In the New Testament world, betrothal was a binding legal commitment dissolved only by death or divorce. Unfaithfulness during the betrothal period was considered adultery. Old Testament law prescribed death as the punishment for adultery (Leviticus 20:10).

Roman law did not permit subject peoples to carry out capital punishment, so by the New Testament era, adultery was not commonly punished with death. Still, there seem to have been cases where mobs took the law into their own hands (John 8:1-11).

As a man who followed the law, most people would have expected Joseph to divorce Mary and publicly make an example of her. Joseph’s decision to divorce her quietly can be seen as an act of compassion, perhaps hoping to spare her the indignity of a public spectacle.

Joseph made up his mind, but then an angel changed everything. An angel appeared to Joseph in a dream, saying: “Joseph son of David, do not be afraid to take Mary home as your wife, because what is conceived in her is from the Holy Spirit. She will give birth to a son, and you are to give him the name Jesus, because he will save his people from their sins” (Matthew 1:20-21).

Prompt obedience

Joseph obeyed promptly. As soon as he woke up, Joseph brought Mary home as his wife (Matthew 1:24-25).

Joseph’s role was important. When God chose a man to be Jesus’ earthly father, surely the Lord wanted someone who followed the law with a compassionate heart. Surely, he also looked for a man who would be obedient even when the Lord called him to do something that seemed to defy common sense.

The infant Messiah would need someone to provide for him and keep him safe. Yet Joseph’s role went beyond provider and protector. Joseph also had a part to play in fulfilling biblical prophecy.

At the time of Jesus’ birth, different groups had differing expectations of the Messiah. Most expected a political ruler who would help Israel overthrow Roman rule. God’s plans were much wider in scope.

In sending Jesus, God would not be satisfied with mere political victory. God wanted nothing less than the salvation of our souls. Jesus didn’t come to restore Jewish sovereignty; he came to save us from our sins. Only Immanuel—God with us—could complete the mission.

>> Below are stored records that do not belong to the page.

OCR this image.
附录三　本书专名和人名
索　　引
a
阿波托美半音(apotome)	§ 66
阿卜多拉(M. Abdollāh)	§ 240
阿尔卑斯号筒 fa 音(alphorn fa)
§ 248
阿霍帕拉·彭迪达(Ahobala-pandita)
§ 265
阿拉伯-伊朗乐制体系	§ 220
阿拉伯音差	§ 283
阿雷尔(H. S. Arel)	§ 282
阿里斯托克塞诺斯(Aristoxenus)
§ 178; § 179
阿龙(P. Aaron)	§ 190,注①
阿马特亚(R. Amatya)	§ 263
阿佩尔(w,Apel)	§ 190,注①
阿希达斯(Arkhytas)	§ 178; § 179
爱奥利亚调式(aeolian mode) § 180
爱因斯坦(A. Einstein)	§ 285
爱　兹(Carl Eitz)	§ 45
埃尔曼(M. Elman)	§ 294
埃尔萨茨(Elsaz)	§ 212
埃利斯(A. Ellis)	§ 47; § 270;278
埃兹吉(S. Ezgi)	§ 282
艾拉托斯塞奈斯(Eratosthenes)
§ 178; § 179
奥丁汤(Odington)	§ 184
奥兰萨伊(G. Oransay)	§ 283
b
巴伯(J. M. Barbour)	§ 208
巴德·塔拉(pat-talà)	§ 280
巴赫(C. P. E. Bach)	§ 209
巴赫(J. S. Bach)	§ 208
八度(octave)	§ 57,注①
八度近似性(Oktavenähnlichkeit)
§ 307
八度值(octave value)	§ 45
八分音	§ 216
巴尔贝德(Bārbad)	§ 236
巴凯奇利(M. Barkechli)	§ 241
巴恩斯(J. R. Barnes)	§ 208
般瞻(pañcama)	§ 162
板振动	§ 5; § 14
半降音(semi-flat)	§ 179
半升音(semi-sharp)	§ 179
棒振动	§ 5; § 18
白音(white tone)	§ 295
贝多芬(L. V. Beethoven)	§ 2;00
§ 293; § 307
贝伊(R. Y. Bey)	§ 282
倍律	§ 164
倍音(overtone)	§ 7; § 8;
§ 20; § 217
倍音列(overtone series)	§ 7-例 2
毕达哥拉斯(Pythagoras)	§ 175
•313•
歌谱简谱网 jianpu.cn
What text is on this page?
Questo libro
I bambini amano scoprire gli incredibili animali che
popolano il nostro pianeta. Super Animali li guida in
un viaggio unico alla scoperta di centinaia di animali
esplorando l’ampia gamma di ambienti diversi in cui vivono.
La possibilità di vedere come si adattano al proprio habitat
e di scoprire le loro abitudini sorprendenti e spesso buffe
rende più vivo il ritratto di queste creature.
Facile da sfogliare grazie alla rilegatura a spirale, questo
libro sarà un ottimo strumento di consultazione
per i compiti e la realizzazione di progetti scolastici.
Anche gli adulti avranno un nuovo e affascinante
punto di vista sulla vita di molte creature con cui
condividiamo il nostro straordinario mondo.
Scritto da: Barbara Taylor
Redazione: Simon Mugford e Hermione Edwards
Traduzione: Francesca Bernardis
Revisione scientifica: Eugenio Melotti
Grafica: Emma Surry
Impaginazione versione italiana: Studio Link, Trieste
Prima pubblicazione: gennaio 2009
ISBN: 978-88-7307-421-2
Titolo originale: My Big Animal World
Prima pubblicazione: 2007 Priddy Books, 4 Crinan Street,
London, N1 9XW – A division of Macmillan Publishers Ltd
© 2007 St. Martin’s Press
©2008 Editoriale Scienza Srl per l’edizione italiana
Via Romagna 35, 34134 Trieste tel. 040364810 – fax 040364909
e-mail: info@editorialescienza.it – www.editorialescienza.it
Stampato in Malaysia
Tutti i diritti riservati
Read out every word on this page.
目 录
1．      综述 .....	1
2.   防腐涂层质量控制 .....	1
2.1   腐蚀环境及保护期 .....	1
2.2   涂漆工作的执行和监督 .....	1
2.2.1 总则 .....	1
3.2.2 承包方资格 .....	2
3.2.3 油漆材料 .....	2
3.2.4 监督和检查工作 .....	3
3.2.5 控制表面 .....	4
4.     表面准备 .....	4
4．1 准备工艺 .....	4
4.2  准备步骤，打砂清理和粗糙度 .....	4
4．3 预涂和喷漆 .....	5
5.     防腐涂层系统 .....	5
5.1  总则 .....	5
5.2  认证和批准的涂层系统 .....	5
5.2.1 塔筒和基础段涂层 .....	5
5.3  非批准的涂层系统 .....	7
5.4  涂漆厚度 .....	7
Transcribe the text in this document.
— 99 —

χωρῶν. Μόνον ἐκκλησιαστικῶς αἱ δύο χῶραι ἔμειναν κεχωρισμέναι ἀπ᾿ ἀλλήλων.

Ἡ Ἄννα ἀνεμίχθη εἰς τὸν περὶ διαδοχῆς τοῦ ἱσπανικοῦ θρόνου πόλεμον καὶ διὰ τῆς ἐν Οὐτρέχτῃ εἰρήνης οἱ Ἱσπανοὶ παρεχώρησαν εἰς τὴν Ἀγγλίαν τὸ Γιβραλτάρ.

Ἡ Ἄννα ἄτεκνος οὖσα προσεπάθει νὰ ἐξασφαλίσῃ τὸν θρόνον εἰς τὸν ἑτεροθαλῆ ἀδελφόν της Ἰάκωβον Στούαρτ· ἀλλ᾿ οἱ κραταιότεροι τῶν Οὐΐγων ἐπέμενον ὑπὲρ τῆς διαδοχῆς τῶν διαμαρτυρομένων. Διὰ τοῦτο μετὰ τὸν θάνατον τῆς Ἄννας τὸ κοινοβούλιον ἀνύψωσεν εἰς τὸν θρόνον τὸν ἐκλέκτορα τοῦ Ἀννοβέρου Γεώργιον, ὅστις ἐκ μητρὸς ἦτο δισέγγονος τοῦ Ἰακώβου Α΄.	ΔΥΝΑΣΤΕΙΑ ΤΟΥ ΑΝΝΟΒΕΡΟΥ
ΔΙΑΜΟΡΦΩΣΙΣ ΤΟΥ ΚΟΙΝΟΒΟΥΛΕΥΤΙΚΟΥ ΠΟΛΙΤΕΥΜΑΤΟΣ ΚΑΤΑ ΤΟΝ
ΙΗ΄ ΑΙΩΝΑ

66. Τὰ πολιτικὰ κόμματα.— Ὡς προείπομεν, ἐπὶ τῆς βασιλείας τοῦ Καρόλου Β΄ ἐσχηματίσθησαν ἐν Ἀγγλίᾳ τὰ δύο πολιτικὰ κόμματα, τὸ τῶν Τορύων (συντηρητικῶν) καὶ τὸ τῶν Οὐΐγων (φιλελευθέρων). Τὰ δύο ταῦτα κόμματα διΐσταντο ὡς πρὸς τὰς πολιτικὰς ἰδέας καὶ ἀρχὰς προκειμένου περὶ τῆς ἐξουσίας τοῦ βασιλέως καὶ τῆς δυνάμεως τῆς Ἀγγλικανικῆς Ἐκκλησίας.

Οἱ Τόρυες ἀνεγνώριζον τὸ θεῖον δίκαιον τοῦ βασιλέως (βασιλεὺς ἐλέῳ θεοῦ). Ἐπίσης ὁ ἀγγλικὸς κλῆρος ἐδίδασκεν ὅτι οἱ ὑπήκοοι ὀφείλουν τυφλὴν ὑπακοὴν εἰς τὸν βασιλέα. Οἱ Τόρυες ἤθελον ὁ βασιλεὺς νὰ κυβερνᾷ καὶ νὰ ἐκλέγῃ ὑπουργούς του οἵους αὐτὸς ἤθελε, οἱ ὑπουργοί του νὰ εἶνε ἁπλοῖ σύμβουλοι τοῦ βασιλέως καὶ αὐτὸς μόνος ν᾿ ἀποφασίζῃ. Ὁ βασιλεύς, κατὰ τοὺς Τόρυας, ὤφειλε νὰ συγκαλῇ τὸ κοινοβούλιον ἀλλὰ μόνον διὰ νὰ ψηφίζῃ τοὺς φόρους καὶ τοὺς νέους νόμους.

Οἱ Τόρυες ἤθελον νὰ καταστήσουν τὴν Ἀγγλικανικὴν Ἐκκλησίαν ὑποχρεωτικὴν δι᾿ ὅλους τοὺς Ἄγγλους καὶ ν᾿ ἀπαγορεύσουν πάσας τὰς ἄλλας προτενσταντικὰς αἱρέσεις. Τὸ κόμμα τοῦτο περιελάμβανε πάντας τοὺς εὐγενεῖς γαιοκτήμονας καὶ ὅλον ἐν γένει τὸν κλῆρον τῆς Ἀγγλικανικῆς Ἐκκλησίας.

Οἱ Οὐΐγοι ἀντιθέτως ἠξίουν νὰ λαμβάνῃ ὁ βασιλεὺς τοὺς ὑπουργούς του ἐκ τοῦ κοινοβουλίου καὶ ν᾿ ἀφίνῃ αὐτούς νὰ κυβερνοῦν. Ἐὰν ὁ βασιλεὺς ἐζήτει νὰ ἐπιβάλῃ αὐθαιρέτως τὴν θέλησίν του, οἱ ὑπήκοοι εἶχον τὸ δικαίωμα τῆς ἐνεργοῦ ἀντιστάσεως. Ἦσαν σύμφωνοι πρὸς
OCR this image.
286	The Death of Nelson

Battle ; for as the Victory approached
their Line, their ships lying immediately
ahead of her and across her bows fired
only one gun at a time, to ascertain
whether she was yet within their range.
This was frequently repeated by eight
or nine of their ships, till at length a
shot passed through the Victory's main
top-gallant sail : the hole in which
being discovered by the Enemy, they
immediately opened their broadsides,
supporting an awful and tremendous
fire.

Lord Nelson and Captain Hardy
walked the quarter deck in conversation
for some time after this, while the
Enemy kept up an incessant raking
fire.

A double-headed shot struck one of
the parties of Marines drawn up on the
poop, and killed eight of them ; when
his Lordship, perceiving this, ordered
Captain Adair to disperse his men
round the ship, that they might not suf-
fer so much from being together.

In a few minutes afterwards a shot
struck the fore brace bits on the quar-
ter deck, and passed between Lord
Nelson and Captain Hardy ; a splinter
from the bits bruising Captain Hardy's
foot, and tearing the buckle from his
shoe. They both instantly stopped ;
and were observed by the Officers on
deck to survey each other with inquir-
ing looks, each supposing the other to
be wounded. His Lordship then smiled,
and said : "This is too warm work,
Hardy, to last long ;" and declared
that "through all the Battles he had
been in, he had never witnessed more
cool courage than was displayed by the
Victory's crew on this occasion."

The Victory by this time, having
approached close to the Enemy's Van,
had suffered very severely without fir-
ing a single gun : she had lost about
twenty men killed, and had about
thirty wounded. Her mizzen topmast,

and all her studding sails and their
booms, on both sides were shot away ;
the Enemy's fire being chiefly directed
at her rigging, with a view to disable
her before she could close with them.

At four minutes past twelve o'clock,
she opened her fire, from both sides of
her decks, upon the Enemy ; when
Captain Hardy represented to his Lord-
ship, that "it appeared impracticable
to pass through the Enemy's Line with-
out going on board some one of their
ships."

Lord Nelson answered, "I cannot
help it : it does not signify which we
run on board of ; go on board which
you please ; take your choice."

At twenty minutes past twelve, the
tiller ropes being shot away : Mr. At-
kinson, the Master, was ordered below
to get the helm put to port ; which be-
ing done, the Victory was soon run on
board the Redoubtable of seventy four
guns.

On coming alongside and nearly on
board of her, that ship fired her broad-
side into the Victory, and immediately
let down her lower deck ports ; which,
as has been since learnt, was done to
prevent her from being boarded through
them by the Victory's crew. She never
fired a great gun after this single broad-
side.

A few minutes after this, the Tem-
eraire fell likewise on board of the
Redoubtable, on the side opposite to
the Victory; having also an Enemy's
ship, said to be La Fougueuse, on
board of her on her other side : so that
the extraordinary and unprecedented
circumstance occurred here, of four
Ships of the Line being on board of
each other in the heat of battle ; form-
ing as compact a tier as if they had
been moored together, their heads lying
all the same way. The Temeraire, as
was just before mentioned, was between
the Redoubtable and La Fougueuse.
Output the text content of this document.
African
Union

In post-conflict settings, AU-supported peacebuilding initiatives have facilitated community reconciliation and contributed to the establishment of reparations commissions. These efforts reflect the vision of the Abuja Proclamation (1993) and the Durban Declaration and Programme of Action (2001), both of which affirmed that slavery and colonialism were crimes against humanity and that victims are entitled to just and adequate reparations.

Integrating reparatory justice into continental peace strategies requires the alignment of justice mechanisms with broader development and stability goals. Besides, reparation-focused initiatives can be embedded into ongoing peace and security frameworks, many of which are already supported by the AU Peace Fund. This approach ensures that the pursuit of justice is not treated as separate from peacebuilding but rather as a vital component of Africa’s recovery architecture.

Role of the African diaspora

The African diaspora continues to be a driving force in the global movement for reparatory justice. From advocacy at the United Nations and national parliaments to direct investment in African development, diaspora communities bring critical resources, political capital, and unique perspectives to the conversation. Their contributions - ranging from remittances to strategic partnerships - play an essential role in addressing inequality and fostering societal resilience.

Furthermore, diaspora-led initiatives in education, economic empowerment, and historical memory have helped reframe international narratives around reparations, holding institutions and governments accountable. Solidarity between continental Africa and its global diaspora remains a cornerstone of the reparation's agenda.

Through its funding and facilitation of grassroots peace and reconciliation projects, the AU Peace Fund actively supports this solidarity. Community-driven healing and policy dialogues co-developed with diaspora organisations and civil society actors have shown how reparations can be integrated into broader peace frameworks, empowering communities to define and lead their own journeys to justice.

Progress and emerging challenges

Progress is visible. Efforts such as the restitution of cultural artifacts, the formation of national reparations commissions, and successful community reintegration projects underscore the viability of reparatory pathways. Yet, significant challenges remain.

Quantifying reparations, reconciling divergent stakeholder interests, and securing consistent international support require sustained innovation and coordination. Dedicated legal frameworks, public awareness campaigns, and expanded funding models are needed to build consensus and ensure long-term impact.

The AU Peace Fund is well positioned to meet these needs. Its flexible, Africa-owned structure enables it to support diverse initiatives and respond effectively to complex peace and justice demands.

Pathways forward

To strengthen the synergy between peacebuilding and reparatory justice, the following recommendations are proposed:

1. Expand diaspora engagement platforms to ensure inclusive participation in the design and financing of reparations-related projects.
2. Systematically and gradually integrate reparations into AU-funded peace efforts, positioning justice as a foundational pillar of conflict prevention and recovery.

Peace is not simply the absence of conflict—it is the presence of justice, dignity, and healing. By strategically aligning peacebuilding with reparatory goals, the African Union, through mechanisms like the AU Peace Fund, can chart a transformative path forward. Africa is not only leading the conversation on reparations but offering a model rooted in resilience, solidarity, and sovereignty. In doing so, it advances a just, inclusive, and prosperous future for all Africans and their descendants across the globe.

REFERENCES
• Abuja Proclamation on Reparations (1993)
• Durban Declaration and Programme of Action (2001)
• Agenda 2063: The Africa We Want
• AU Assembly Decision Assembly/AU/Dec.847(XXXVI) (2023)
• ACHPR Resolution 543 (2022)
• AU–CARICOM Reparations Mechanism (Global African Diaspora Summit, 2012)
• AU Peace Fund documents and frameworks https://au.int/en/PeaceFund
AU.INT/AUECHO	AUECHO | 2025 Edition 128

Most people living at the time of Jesus’ birth didn’t understand that. The one thing everyone knew was the Messiah was supposed to be a “son of David.” The Messiah was to be a descendant from the line of David, born in the city of Bethlehem. Everyone knew it. His lineage as a son of David was what Joseph brought to the table.

Mary's geneology

The Bible never explicitly mentions Mary’s family background. Based on Luke’s genealogy, many scholars believe Mary was from the line of David, and this most likely is an accurate assumption (Luke 3:23). But for the Jews of first-century Israel, family heritage always passed from father to son. Regardless of his mother’s ancestry, the Messiah had to be born into the household of a male descendant of David.

Joseph, “son of David,” was such a man. Even though Joseph was not Jesus’ physical father, Joseph claimed Jesus as his son and heir by taking Mary as his wife and naming her child. In the eyes of the community, Jesus was Joseph’s son and heir to his legacy. Because Joseph accepted Jesus as his own, Jesus was considered a son of David. The prophecy was fulfilled through Joseph’s obedience (Matthew 1:22).

When God begins to move, he always looks for a willing heart. It is not that God needs us, but he chooses to use us for his glory. Redemption of men and women is God’s goal; and by his grace, we get to be part of the story.

Joseph is remembered because of his part in the story. There was no room for Jesus in the inn, but Joseph made room for Jesus in his life and in his home. Joseph’s actions helped prepare the way for the coming of the Messiah. His obedience mattered.

What role will our obedience play in the story of redemption?